Cameroun : appel d’offres massif pour sécuriser son approvisionnement en gpl

Le Cameroun franchit une étape clé dans la sécurisation de son marché du gaz domestique avec le lancement, le 1er septembre 2026, d’un appel d’offres inédit pour l’acquisition de 60 000 tonnes métriques de gaz de pétrole liquéfié (GPL). Porté par Okie Johnson Ndoh, président de la Commission ad hoc chargée des importations des produits pétroliers (CIPP), ce marché est divisé en deux lots distincts : 35 000 tonnes et 25 000 tonnes. L’objectif affiché ? Répondre aux besoins de consommation estimés pour l’exercice 2026 sans risquer de rupture d’approvisionnement.

Les entreprises intéressées peuvent retirer leurs dossiers de candidature directement au siège de la Caisse de stabilisation des prix des hydrocarbures (CSPH), situé au carrefour Warda à Yaoundé. L’ouverture des plis et l’attribution des marchés sont prévues pour le 8 septembre à midi, dans les mêmes locaux. À ce stade, ni le budget alloué, ni l’origine des produits, ni les modalités de transport ne sont communiqués. Ces détails dépendront des propositions techniques soumises par les soumissionnaires.

Un volume record qui dépasse les importations mensuelles

Pour mesurer l’ampleur de cette opération, il suffit de comparer ce volume aux données récentes. Selon les dernières statistiques officielles, le Cameroun a importaé 150 420 tonnes de butane en 2025, contre 145 163 tonnes en 2024, soit une hausse de 3,6 %. Cette progression reflète l’augmentation de la demande, tirée par l’urbanisation croissante et la transition énergétique depuis le bois-énergie vers les combustibles plus propres.

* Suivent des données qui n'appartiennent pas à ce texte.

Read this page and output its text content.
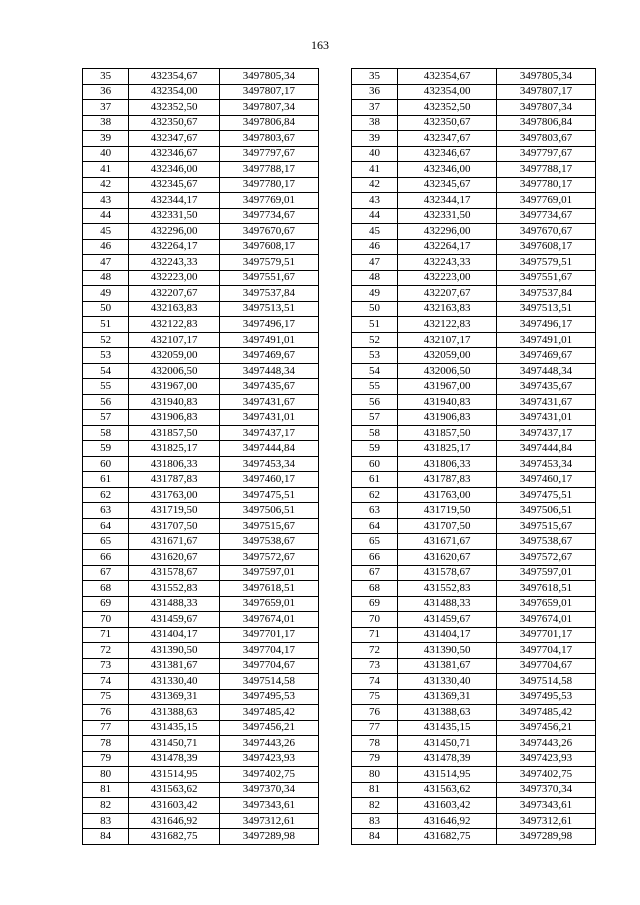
163
35	432354,67	3497805,34		35	432354,67	3497805,34
36	432354,00	3497807,17		36	432354,00	3497807,17
37	432352,50	3497807,34		37	432352,50	3497807,34
38	432350,67	3497806,84		38	432350,67	3497806,84
39	432347,67	3497803,67		39	432347,67	3497803,67
40	432346,67	3497797,67		40	432346,67	3497797,67
41	432346,00	3497788,17		41	432346,00	3497788,17
42	432345,67	3497780,17		42	432345,67	3497780,17
43	432344,17	3497769,01		43	432344,17	3497769,01
44	432331,50	3497734,67		44	432331,50	3497734,67
45	432296,00	3497670,67		45	432296,00	3497670,67
46	432264,17	3497608,17		46	432264,17	3497608,17
47	432243,33	3497579,51		47	432243,33	3497579,51
48	432223,00	3497551,67		48	432223,00	3497551,67
49	432207,67	3497537,84		49	432207,67	3497537,84
50	432163,83	3497513,51		50	432163,83	3497513,51
51	432122,83	3497496,17		51	432122,83	3497496,17
52	432107,17	3497491,01		52	432107,17	3497491,01
53	432059,00	3497469,67		53	432059,00	3497469,67
54	432006,50	3497448,34		54	432006,50	3497448,34
55	431967,00	3497435,67		55	431967,00	3497435,67
56	431940,83	3497431,67		56	431940,83	3497431,67
57	431906,83	3497431,01		57	431906,83	3497431,01
58	431857,50	3497437,17		58	431857,50	3497437,17
59	431825,17	3497444,84		59	431825,17	3497444,84
60	431806,33	3497453,34		60	431806,33	3497453,34
61	431787,83	3497460,17		61	431787,83	3497460,17
62	431763,00	3497475,51		62	431763,00	3497475,51
63	431719,50	3497506,51		63	431719,50	3497506,51
64	431707,50	3497515,67		64	431707,50	3497515,67
65	431671,67	3497538,67		65	431671,67	3497538,67
66	431620,67	3497572,67		66	431620,67	3497572,67
67	431578,67	3497597,01		67	431578,67	3497597,01
68	431552,83	3497618,51		68	431552,83	3497618,51
69	431488,33	3497659,01		69	431488,33	3497659,01
70	431459,67	3497674,01		70	431459,67	3497674,01
71	431404,17	3497701,17		71	431404,17	3497701,17
72	431390,50	3497704,17		72	431390,50	3497704,17
73	431381,67	3497704,67		73	431381,67	3497704,67
74	431330,40	3497514,58		74	431330,40	3497514,58
75	431369,31	3497495,53		75	431369,31	3497495,53
76	431388,63	3497485,42		76	431388,63	3497485,42
77	431435,15	3497456,21		77	431435,15	3497456,21
78	431450,71	3497443,26		78	431450,71	3497443,26
79	431478,39	3497423,93		79	431478,39	3497423,93
80	431514,95	3497402,75		80	431514,95	3497402,75
81	431563,62	3497370,34		81	431563,62	3497370,34
82	431603,42	3497343,61		82	431603,42	3497343,61
83	431646,92	3497312,61		83	431646,92	3497312,61
84	431682,75	3497289,98		84	431682,75	3497289,98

Parallèlement, la facture douanière a diminué, passant de 59,38 milliards à 56,159 milliards de FCFA, une baisse de 5,4 % attribuable à la baisse des cours internationaux. Dans ce contexte, les 60 000 tonnes recherchées représentent près de 40 % des importations de 2025, soit l’équivalent de cinq mois de consommation à un rythme moyen. En termes concrets, cette quantité correspond à environ 4,8 millions de bouteilles de 12,5 kg. Sur la base d’un prix douanier moyen de 373 348 FCFA la tonne en 2025, l’enveloppe globale pourrait atteindre 22,4 milliards de FCFA, bien que le coût final dépende des conditions négociées et des spécificités techniques retenues.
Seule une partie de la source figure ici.